Viernes 31 de diciembre de 1999; 23.55 horas
Henry tiene 36 años, y Clare 28
HENRY: Clare y yo nos encontramos en un terrado de Wicker Park con una multitud de recias almas como nosotros, esperando el cambio del llamado fin de milenio. La noche es clara, y no hace tanto frío como cabría esperar; veo mi aliento, y tengo las orejas y la nariz algo insensibles. Clare va embutida en su enorme bufanda negra, y su rostro es sorprendentemente blanco bajo la luz de la luna y las farolas. El terrado pertenece a una pareja de artistas, amigos de Clare. Gómez y Charisse andan cerca, bailando un lento con sus parkas y guantes de lana, siguiendo una música que solo ellos son capaces de oír. La gente que nos rodea bromea, ebria, sobre los víveres enlatados que han amontonado y las medidas heroicas que han tomado para impedir que sus ordenadores se fundan. Sonrío para mis adentros, a sabiendas de que todas estas tonterías sobre el milenio se olvidarán por completo cuando los árboles de Navidad hayan desaparecido de los bordillos de las calles por obra y gracia de la recogida del Departamento de Medio Ambiente.
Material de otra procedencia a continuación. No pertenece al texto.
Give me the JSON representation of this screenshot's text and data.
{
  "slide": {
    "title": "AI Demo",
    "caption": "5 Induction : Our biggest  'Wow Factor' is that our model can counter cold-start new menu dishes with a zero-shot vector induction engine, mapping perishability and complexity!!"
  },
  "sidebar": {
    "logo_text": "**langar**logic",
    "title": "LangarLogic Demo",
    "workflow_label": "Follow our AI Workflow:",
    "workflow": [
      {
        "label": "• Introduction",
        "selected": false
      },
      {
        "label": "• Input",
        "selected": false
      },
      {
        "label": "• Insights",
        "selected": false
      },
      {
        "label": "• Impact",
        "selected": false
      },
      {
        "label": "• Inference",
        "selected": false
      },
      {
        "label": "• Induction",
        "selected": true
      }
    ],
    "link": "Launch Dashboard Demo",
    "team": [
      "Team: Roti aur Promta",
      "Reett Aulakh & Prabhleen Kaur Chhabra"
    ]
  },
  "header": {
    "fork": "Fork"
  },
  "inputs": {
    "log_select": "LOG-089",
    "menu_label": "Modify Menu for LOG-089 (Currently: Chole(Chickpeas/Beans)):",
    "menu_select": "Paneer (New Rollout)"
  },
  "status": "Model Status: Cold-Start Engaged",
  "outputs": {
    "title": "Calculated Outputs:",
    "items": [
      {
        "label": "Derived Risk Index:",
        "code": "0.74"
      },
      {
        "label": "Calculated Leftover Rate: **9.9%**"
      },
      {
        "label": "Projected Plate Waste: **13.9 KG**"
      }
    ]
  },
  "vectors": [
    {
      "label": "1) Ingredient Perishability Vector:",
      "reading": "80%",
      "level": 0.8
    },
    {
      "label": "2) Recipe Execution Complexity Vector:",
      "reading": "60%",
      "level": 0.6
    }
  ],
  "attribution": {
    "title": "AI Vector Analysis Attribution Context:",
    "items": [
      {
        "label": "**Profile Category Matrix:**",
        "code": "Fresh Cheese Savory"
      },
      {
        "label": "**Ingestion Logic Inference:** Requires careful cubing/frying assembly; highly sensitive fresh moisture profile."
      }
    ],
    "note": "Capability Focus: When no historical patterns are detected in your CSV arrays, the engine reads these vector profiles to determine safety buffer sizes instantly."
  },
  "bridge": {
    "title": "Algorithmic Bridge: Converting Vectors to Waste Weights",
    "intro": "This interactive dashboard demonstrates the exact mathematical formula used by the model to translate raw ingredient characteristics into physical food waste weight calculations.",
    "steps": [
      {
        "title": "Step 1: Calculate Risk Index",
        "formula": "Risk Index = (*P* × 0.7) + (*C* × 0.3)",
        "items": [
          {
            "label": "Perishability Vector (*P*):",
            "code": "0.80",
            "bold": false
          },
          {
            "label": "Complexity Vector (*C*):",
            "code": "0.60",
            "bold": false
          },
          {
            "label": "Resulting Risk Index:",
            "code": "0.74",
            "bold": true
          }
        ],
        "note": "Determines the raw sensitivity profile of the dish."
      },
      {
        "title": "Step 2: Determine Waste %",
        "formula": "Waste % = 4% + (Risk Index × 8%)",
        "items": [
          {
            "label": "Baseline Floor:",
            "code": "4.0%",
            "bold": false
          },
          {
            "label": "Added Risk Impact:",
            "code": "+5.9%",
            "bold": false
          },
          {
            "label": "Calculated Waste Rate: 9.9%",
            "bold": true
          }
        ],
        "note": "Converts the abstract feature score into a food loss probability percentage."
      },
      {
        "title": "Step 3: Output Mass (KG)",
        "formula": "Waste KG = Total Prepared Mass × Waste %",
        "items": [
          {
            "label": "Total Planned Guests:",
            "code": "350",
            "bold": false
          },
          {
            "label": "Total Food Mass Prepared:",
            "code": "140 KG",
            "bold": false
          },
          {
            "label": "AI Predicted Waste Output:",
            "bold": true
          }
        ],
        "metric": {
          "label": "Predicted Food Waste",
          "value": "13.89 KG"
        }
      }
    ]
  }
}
Estamos esperando que den comienzo los fuegos artificiales. Clare y yo nos apoyamos contra la falsa fachada principal del edificio, que nos llega a la cintura, y vigilamos la ciudad de Chicago. Miramos hacia el este, en dirección al lago Michigan.
—Hola a todos —dice Clare, saludando con su guante al lago, en dirección a South Haven, en Michigan—. Es curioso. Casi ha llegado el Año Nuevo y estoy segura de que todos están en la cama.
Nos encontramos a seis pisos de altura, y me sorprende constatar cuántas cosas puedo ver desde aquí. Nuestra casa, en la plaza Lincoln, se encuentra en algún punto situado hacia el noroeste; nuestro vecindario está oscuro y en silencio. El centro, en cambio, hacia el sudeste, está resplandeciente. Han decorado algunos de los edificios más grandes con motivos navideños, y han engalanado las ventanas con luces verdes y rojas. Sears y Hancock se contemplan mutuamente como robots gigantes por encima de las cabezas de los rascacielos más pequeños. Casi puedo ver el edificio donde yo vivía cuando conocí a Clare, en North Dearborn, aunque permanezca oculto tras aquel otro edificio más alto y espantoso que le colocaron al lado hace unos años. Chicago posee una arquitectura tan hermosa, que de vez en cuando se sienten obligados a destruir algunos de sus mejores exponentes arquitectónicos y erigir edificios terroríficos tan solo para que sepamos apreciar cuáles son los buenos. No hay demasiado tráfico; la gente quiere estar en algún lugar concreto a medianoche, y no en la carretera. Oigo explosiones aisladas de petardos, amenizadas en ocasiones por disparos de esos tarados que parecen olvidar que las pistolas pueden causar algo más que un gran ruido.
—Me estoy congelando —dice Clare, consultando el reloj—. Faltan dos minutos.
Manifestaciones de alegría en el barrio indican que los relojes de algunos van adelantados.
Pienso en Chicago durante este próximo siglo. Habrá más gente, mucha más. Un tráfico ridículo, pero menos antros. Tendremos un edificio horrendo que parece una lata de Coca-Cola explotando en el parque Grant; el oeste de la ciudad irá saliendo de la pobreza lentamente, pero el sur seguirá inmerso en la decadencia. Al final, echarán abajo el estadio Wrigley y construirán un megaestadio feísimo, pero por ahora sigue en pie, ardiendo de luz al noroeste.
Gómez empieza la cuenta atrás.
—Diez, nueve, ocho…
Todos nos apuntamos.
—Siete, seis, cinco, cuatro, tres, dos, uno. ¡Feliz año nuevo!
Los tapones de champán salen disparados, los fuegos artificiales entran en ignición y surcan el firmamento, y Clare y yo nos fundimos en un abrazo. El tiempo permanece inmóvil, y espero que el futuro nos depare lo mejor.